I'm saying this because, suddenly, a lot of people want to come back into my life since I've lost weight. While I appreciate the sentiment, it's hard for me to be social when I can't eat at gatherings. I have tried to blend in and adapt in the past, but I'm finding more and more that it doesn't work, physically or mentally.

And yes, it's true, I have changed since I lost weight.
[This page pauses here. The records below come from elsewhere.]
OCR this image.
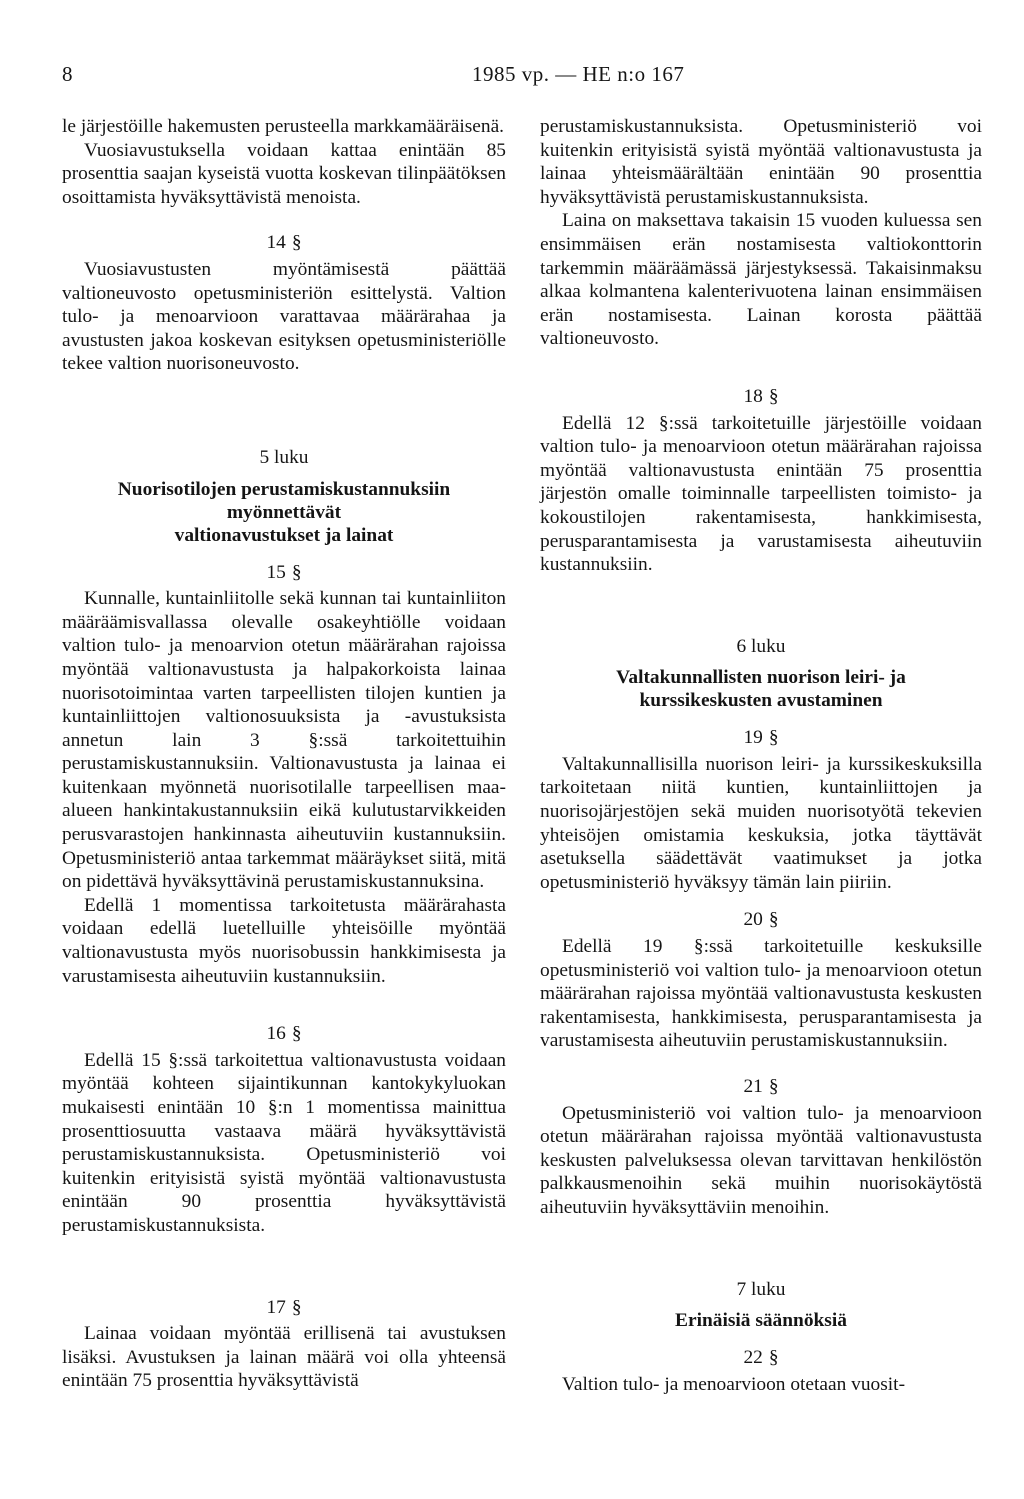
8	1985 vp. — HE n:o 167

le järjestöille hakemusten perusteella markkamääräisenä.

Vuosiavustuksella voidaan kattaa enintään 85 prosenttia saajan kyseistä vuotta koskevan tilinpäätöksen osoittamista hyväksyttävistä menoista.

14 §

Vuosiavustusten myöntämisestä päättää valtioneuvosto opetusministeriön esittelystä. Valtion tulo- ja menoarvioon varattavaa määrärahaa ja avustusten jakoa koskevan esityksen opetusministeriölle tekee valtion nuorisoneuvosto.

5 luku
Nuorisotilojen perustamiskustannuksiin myönnettävät
valtionavustukset ja lainat
15 §

Kunnalle, kuntainliitolle sekä kunnan tai kuntainliiton määräämisvallassa olevalle osakeyhtiölle voidaan valtion tulo- ja menoarvion otetun määrärahan rajoissa myöntää valtionavustusta ja halpakorkoista lainaa nuorisotoimintaa varten tarpeellisten tilojen kuntien ja kuntainliittojen valtionosuuksista ja -avustuksista annetun lain 3 §:ssä tarkoitettuihin perustamiskustannuksiin. Valtionavustusta ja lainaa ei kuitenkaan myönnetä nuorisotilalle tarpeellisen maa-alueen hankintakustannuksiin eikä kulutustarvikkeiden perusvarastojen hankinnasta aiheutuviin kustannuksiin. Opetusministeriö antaa tarkemmat määräykset siitä, mitä on pidettävä hyväksyttävinä perustamiskustannuksina.

Edellä 1 momentissa tarkoitetusta määrärahasta voidaan edellä luetelluille yhteisöille myöntää valtionavustusta myös nuorisobussin hankkimisesta ja varustamisesta aiheutuviin kustannuksiin.

16 §

Edellä 15 §:ssä tarkoitettua valtionavustusta voidaan myöntää kohteen sijaintikunnan kantokykyluokan mukaisesti enintään 10 §:n 1 momentissa mainittua prosenttiosuutta vastaava määrä hyväksyttävistä perustamiskustannuksista. Opetusministeriö voi kuitenkin erityisistä syistä myöntää valtionavustusta enintään 90 prosenttia hyväksyttävistä perustamiskustannuksista.

17 §

Lainaa voidaan myöntää erillisenä tai avustuksen lisäksi. Avustuksen ja lainan määrä voi olla yhteensä enintään 75 prosenttia hyväksyttävistä

perustamiskustannuksista. Opetusministeriö voi kuitenkin erityisistä syistä myöntää valtionavustusta ja lainaa yhteismäärältään enintään 90 prosenttia hyväksyttävistä perustamiskustannuksista.

Laina on maksettava takaisin 15 vuoden kuluessa sen ensimmäisen erän nostamisesta valtiokonttorin tarkemmin määräämässä järjestyksessä. Takaisinmaksu alkaa kolmantena kalenterivuotena lainan ensimmäisen erän nostamisesta. Lainan korosta päättää valtioneuvosto.

18 §

Edellä 12 §:ssä tarkoitetuille järjestöille voidaan valtion tulo- ja menoarvioon otetun määrärahan rajoissa myöntää valtionavustusta enintään 75 prosenttia järjestön omalle toiminnalle tarpeellisten toimisto- ja kokoustilojen rakentamisesta, hankkimisesta, perusparantamisesta ja varustamisesta aiheutuviin kustannuksiin.

6 luku
Valtakunnallisten nuorison leiri- ja
kurssikeskusten avustaminen
19 §

Valtakunnallisilla nuorison leiri- ja kurssikeskuksilla tarkoitetaan niitä kuntien, kuntainliittojen ja nuorisojärjestöjen sekä muiden nuorisotyötä tekevien yhteisöjen omistamia keskuksia, jotka täyttävät asetuksella säädettävät vaatimukset ja jotka opetusministeriö hyväksyy tämän lain piiriin.

20 §

Edellä 19 §:ssä tarkoitetuille keskuksille opetusministeriö voi valtion tulo- ja menoarvioon otetun määrärahan rajoissa myöntää valtionavustusta keskusten rakentamisesta, hankkimisesta, perusparantamisesta ja varustamisesta aiheutuviin perustamiskustannuksiin.

21 §

Opetusministeriö voi valtion tulo- ja menoarvioon otetun määrärahan rajoissa myöntää valtionavustusta keskusten palveluksessa olevan tarvittavan henkilöstön palkkausmenoihin sekä muihin nuorisokäytöstä aiheutuviin hyväksyttäviin menoihin.

7 luku
Erinäisiä säännöksiä
22 §

Valtion tulo- ja menoarvioon otetaan vuosit-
Even though I feel the same on the inside, personality-wise, because surgery changed my stomach, not my brain, I have changed more than I realize, internally, as well as externally. While losing the weight is great, gratifying, and liberating, it's hard to fully enjoy my progress and success when I have so many complications.

So that is where I am right now. I need to try to get in more water, drink my protein shakes (when I can stomach them), and get enough rest, even if it is in the middle of the day. I don't want anyone to feel sorry for me. I just want to be tolerated and understood at the least. I don't want to be too demanding or burdening to anyone, whether you've been around me for five minutes or five years. So if you really cannot accept me for where and who I am right now, then you are free to leave and part ways with me, and agree to disagree.  I do not hold anyone hostage in my life; my door (and often, my heart) is always open. But if you are going to stay, then stay. I don't have time or patience to play games. I don't have any cards in my back pocket because I don't have any cards, period. I am who I am, and it is what it is. Goodbye.

Peace, love, and protein shakes!

Vanessa

P.S. Sorry if I came across as blunt or witchy. I realize that this is a lot to take in, but I have to just say this now because I don't want to keep repeating myself. I have to live with myself and this condition, 24/7/365. Thank The Creator that you don't. But I don't expect anyone else to feel sad or miserable just because I am. There are way more debilitating factors and conditions in life that are way worse than mine. Thank you for your time. Peace always.